One thing's for certain - The BBC are really big fans of your blog!

TVL178 said...

Just a small point that occurred to me when reading the FOI release. The BBC appears to have copied wholesale article(s) from your website and disseminated them by email internally. Could this perhaps be a breach of your copyright? Not sure they could claim the journalism exemption for that. Perhaps you would like to send them a cease and desist notice?

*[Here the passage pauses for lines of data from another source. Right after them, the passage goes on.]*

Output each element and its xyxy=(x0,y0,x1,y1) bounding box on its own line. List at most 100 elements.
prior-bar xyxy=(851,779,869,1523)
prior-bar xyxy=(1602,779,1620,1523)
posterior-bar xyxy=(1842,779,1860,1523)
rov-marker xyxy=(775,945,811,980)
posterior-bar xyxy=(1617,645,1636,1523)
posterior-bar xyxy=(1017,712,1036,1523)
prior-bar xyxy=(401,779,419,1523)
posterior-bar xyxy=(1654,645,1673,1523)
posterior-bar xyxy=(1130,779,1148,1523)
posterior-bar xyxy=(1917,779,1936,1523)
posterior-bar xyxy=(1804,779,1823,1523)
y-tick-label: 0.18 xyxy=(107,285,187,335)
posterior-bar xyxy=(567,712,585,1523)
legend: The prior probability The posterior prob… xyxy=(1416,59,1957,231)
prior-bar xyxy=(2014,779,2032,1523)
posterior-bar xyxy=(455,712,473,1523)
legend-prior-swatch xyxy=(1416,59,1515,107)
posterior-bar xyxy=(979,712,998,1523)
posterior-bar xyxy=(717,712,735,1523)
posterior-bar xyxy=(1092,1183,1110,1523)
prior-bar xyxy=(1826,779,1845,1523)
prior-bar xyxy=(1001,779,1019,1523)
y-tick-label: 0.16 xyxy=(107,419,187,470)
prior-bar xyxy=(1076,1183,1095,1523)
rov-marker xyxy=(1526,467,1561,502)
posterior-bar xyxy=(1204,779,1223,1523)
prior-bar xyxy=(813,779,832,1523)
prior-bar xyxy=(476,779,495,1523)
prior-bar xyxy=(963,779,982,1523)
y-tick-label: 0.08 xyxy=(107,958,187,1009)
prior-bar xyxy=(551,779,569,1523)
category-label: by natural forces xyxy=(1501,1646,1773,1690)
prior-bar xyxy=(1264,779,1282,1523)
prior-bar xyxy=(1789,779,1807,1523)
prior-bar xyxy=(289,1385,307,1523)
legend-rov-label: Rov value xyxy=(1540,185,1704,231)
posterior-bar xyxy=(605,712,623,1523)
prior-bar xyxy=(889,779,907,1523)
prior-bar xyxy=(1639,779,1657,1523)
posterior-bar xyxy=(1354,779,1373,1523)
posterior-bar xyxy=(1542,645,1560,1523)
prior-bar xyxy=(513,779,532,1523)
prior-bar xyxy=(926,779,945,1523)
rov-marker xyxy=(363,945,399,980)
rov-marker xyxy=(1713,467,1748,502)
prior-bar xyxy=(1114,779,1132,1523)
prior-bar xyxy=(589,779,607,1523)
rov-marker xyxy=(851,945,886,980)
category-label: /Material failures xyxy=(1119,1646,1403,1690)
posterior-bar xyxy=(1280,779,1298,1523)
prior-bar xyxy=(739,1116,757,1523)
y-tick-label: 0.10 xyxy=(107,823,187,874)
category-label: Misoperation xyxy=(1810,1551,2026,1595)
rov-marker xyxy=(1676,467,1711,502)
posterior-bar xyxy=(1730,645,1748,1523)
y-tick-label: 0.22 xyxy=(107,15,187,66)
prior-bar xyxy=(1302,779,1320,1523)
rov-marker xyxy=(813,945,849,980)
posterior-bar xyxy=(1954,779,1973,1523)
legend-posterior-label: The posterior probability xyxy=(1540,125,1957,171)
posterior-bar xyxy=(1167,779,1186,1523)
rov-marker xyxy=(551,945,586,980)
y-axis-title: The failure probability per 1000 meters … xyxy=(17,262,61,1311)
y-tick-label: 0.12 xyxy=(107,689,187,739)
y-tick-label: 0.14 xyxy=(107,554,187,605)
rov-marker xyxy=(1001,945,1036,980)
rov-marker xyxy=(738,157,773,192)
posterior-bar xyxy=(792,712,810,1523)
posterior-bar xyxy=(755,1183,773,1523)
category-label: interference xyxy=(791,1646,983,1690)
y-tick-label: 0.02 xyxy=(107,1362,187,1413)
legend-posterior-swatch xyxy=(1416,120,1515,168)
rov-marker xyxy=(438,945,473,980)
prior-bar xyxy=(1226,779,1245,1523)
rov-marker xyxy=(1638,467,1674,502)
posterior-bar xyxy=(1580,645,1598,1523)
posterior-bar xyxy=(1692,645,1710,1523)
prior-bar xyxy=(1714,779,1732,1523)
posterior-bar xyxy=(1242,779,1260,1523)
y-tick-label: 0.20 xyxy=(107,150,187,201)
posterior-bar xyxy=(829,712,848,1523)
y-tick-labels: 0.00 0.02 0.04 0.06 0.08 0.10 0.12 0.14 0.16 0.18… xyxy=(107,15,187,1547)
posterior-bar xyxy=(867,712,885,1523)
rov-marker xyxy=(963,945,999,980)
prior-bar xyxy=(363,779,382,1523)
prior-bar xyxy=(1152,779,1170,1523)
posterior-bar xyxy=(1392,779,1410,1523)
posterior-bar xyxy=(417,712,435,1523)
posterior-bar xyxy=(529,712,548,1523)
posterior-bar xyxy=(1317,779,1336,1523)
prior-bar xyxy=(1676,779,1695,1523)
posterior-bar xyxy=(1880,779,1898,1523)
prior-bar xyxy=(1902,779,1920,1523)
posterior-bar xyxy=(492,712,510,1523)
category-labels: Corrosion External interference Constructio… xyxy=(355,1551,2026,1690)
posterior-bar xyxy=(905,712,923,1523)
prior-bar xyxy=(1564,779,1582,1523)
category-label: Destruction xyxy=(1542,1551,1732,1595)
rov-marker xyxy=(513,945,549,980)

Or better still, repeated "threatograms" about copyright infringement...

Admin said...

The BBC routinely grazes the web for material it can utilise in its output (or steal, depending on your perspective).
We spend a lot of time encouraging people to share and discuss our articles, so can't really complain at the BBC doing so.

Fred Bear said...

Hmmm 20,000 WOIRAs and around 100 search warrants per year. Even if every WOIRA address is targeted for a search warrant, which is by some miracle granted, it would take 200 years to visit each address.

Fred Bear said...

Just had another look through the released correspondence. In document 1 it is said in relation to WOIRAs:

“If asked about this information (16k addresses suppressed from visiting in March 2015) we would say: If individuals withdraw the right of access to visit, TV Licensing will use detection on those addresses”

Note the use of the word "will". Who are they kidding? Or perhaps they do not understand the legal use of surveillance?

Admin said...

Good spot.
In non-BBC speak: If asked about the massive number of WOIRA, we would simply lie and say we'd used detection.